In Situ Surface Chemistries and Catalytic Performances of Ceria Doped with Palladium, Platinum, and Rhodium in Methane Partial Oxidation for the Production of Syngas
journal contributionposted on 01.11.2013, 00:00 by Yuan Zhu, Shiran Zhang, Jun-jun Shan, Luan Nguyen, Sihui Zhan, Xiaoli Gu, Franklin (Feng) Tao
Methane partial oxidation (MPO) chemically transforms natural gas into syngas for the production of gasoline. CeO2 doped with transition-metal ions is one type of catalyst active for MPO. A fundamental understanding of MPO on this type of catalyst is important for the development of catalysts with high activity and selectivity for this process.
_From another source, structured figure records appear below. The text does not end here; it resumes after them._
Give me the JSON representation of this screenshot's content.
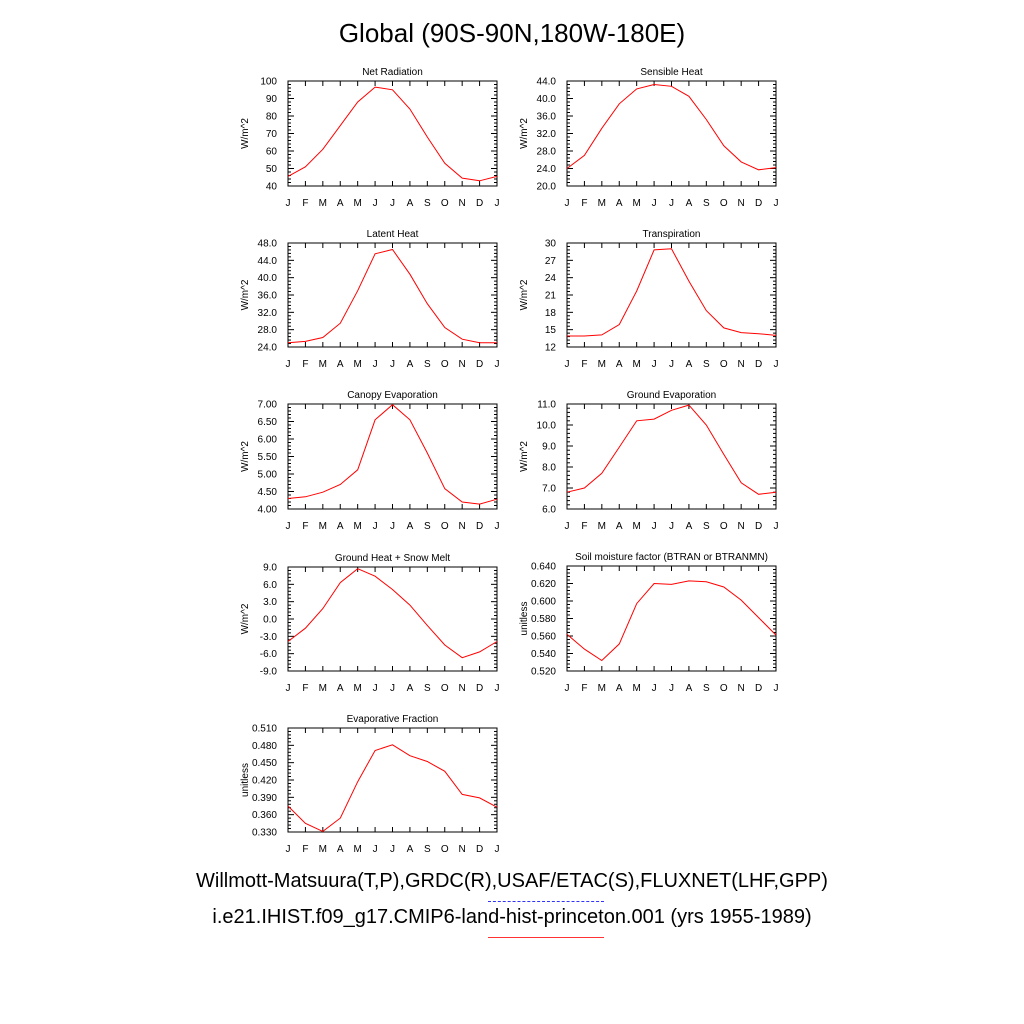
{
  "title": "Global (90S-90N,180W-180E)",
  "footer": {
    "obs_sources": "Willmott-Matsuura(T,P),GRDC(R),USAF/ETAC(S),FLUXNET(LHF,GPP)",
    "case": "i.e21.IHIST.f09_g17.CMIP6-land-hist-princeton.001 (yrs 1955-1989)"
  },
  "colors": {
    "model": "#ff0000",
    "obs": "#3333ff",
    "axis": "#000000"
  },
  "chart_data": [
    {
      "type": "line",
      "title": "Net Radiation",
      "ylabel": "W/m^2",
      "x": [
        "J",
        "F",
        "M",
        "A",
        "M",
        "J",
        "J",
        "A",
        "S",
        "O",
        "N",
        "D",
        "J"
      ],
      "ylim": [
        40,
        100
      ],
      "yticks": [
        "40",
        "50",
        "60",
        "70",
        "80",
        "90",
        "100"
      ],
      "series": [
        {
          "values": [
            45.5,
            51,
            61,
            74.5,
            88,
            96.5,
            95,
            84,
            68,
            53,
            44.5,
            43,
            45.5
          ]
        }
      ]
    },
    {
      "type": "line",
      "title": "Sensible Heat",
      "ylabel": "W/m^2",
      "x": [
        "J",
        "F",
        "M",
        "A",
        "M",
        "J",
        "J",
        "A",
        "S",
        "O",
        "N",
        "D",
        "J"
      ],
      "ylim": [
        20,
        44
      ],
      "yticks": [
        "20.0",
        "24.0",
        "28.0",
        "32.0",
        "36.0",
        "40.0",
        "44.0"
      ],
      "series": [
        {
          "values": [
            24,
            27,
            33.2,
            38.8,
            42.2,
            43.2,
            42.8,
            40.5,
            35.2,
            29.2,
            25.5,
            23.7,
            24.2
          ]
        }
      ]
    },
    {
      "type": "line",
      "title": "Latent Heat",
      "ylabel": "W/m^2",
      "x": [
        "J",
        "F",
        "M",
        "A",
        "M",
        "J",
        "J",
        "A",
        "S",
        "O",
        "N",
        "D",
        "J"
      ],
      "ylim": [
        24,
        48
      ],
      "yticks": [
        "24.0",
        "28.0",
        "32.0",
        "36.0",
        "40.0",
        "44.0",
        "48.0"
      ],
      "series": [
        {
          "values": [
            25,
            25.3,
            26.2,
            29.5,
            37,
            45.5,
            46.5,
            40.8,
            34,
            28.5,
            25.8,
            25,
            25
          ]
        }
      ]
    },
    {
      "type": "line",
      "title": "Transpiration",
      "ylabel": "W/m^2",
      "x": [
        "J",
        "F",
        "M",
        "A",
        "M",
        "J",
        "J",
        "A",
        "S",
        "O",
        "N",
        "D",
        "J"
      ],
      "ylim": [
        12,
        30
      ],
      "yticks": [
        "12",
        "15",
        "18",
        "21",
        "24",
        "27",
        "30"
      ],
      "series": [
        {
          "values": [
            13.9,
            13.9,
            14.1,
            15.9,
            21.7,
            28.8,
            29,
            23.4,
            18.3,
            15.3,
            14.5,
            14.3,
            14
          ]
        }
      ]
    },
    {
      "type": "line",
      "title": "Canopy Evaporation",
      "ylabel": "W/m^2",
      "x": [
        "J",
        "F",
        "M",
        "A",
        "M",
        "J",
        "J",
        "A",
        "S",
        "O",
        "N",
        "D",
        "J"
      ],
      "ylim": [
        4,
        7
      ],
      "yticks": [
        "4.00",
        "4.50",
        "5.00",
        "5.50",
        "6.00",
        "6.50",
        "7.00"
      ],
      "series": [
        {
          "values": [
            4.3,
            4.35,
            4.48,
            4.7,
            5.12,
            6.55,
            6.98,
            6.55,
            5.6,
            4.58,
            4.2,
            4.14,
            4.28
          ]
        }
      ]
    },
    {
      "type": "line",
      "title": "Ground Evaporation",
      "ylabel": "W/m^2",
      "x": [
        "J",
        "F",
        "M",
        "A",
        "M",
        "J",
        "J",
        "A",
        "S",
        "O",
        "N",
        "D",
        "J"
      ],
      "ylim": [
        6,
        11
      ],
      "yticks": [
        "6.0",
        "7.0",
        "8.0",
        "9.0",
        "10.0",
        "11.0"
      ],
      "series": [
        {
          "values": [
            6.8,
            7.0,
            7.7,
            8.95,
            10.2,
            10.28,
            10.7,
            10.95,
            10,
            8.6,
            7.25,
            6.7,
            6.8
          ]
        }
      ]
    },
    {
      "type": "line",
      "title": "Ground Heat + Snow Melt",
      "ylabel": "W/m^2",
      "x": [
        "J",
        "F",
        "M",
        "A",
        "M",
        "J",
        "J",
        "A",
        "S",
        "O",
        "N",
        "D",
        "J"
      ],
      "ylim": [
        -9,
        9
      ],
      "yticks": [
        "-9.0",
        "-6.0",
        "-3.0",
        "0.0",
        "3.0",
        "6.0",
        "9.0"
      ],
      "series": [
        {
          "values": [
            -3.9,
            -1.6,
            1.8,
            6.3,
            8.7,
            7.4,
            5.1,
            2.4,
            -1.1,
            -4.5,
            -6.7,
            -5.7,
            -3.9
          ]
        }
      ]
    },
    {
      "type": "line",
      "title": "Soil moisture factor (BTRAN or BTRANMN)",
      "ylabel": "unitless",
      "x": [
        "J",
        "F",
        "M",
        "A",
        "M",
        "J",
        "J",
        "A",
        "S",
        "O",
        "N",
        "D",
        "J"
      ],
      "ylim": [
        0.52,
        0.64
      ],
      "yticks": [
        "0.520",
        "0.540",
        "0.560",
        "0.580",
        "0.600",
        "0.620",
        "0.640"
      ],
      "series": [
        {
          "values": [
            0.562,
            0.545,
            0.532,
            0.551,
            0.597,
            0.62,
            0.619,
            0.623,
            0.622,
            0.616,
            0.601,
            0.581,
            0.561
          ]
        }
      ]
    },
    {
      "type": "line",
      "title": "Evaporative Fraction",
      "ylabel": "unitless",
      "x": [
        "J",
        "F",
        "M",
        "A",
        "M",
        "J",
        "J",
        "A",
        "S",
        "O",
        "N",
        "D",
        "J"
      ],
      "ylim": [
        0.33,
        0.51
      ],
      "yticks": [
        "0.330",
        "0.360",
        "0.390",
        "0.420",
        "0.450",
        "0.480",
        "0.510"
      ],
      "series": [
        {
          "values": [
            0.375,
            0.345,
            0.331,
            0.354,
            0.417,
            0.471,
            0.481,
            0.462,
            0.452,
            0.435,
            0.395,
            0.389,
            0.373
          ]
        }
      ]
    }
  ]
}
CeO2-based catalysts, including Pd-CeO2-air, Pd-CeO2-H2, Pt-CeO2-air, Pt-CeO2-H2, Rh-CeO2-air, and Rh-CeO2-H2, were synthesized through doping noble-metal ions in the synthesis of CeO2 nanoparticles. The catalytic activity and selectivity in the production of H2 and CO through MPO on these ceria-based catalysts as well as their surface chemistries during catalysis were investigated. They exhibit quite different catalytic performances in MPO under identical catalytic conditions. In situ studies of their surface chemistries during catalysis, using ambient-pressure X-ray photoelectron spectroscopy (AP–XPS), revealed quite different surface chemistries during catalysis. Correlations between the catalytic performances of these catalysts and their corresponding surface chemistries during catalysis were developed. Differing from the other four catalysts, Rh doped in the surface lattice of a CeO2 catalyst, including Rh-CeO2-air and Rh-CeO2-H2, is in a complete ionic state during catalysis. Correlations between the in situ surface chemistry and the corresponding catalytic performance show that Rh ions and Pt ions doped in the lattice of CeO2 as well as metallic Pd nanoparticles supported on CeO2 are active components for MPO. Among these catalysts, Rh-doped CeO2 exhibited the highest catalytic activity and selectivity in MPO.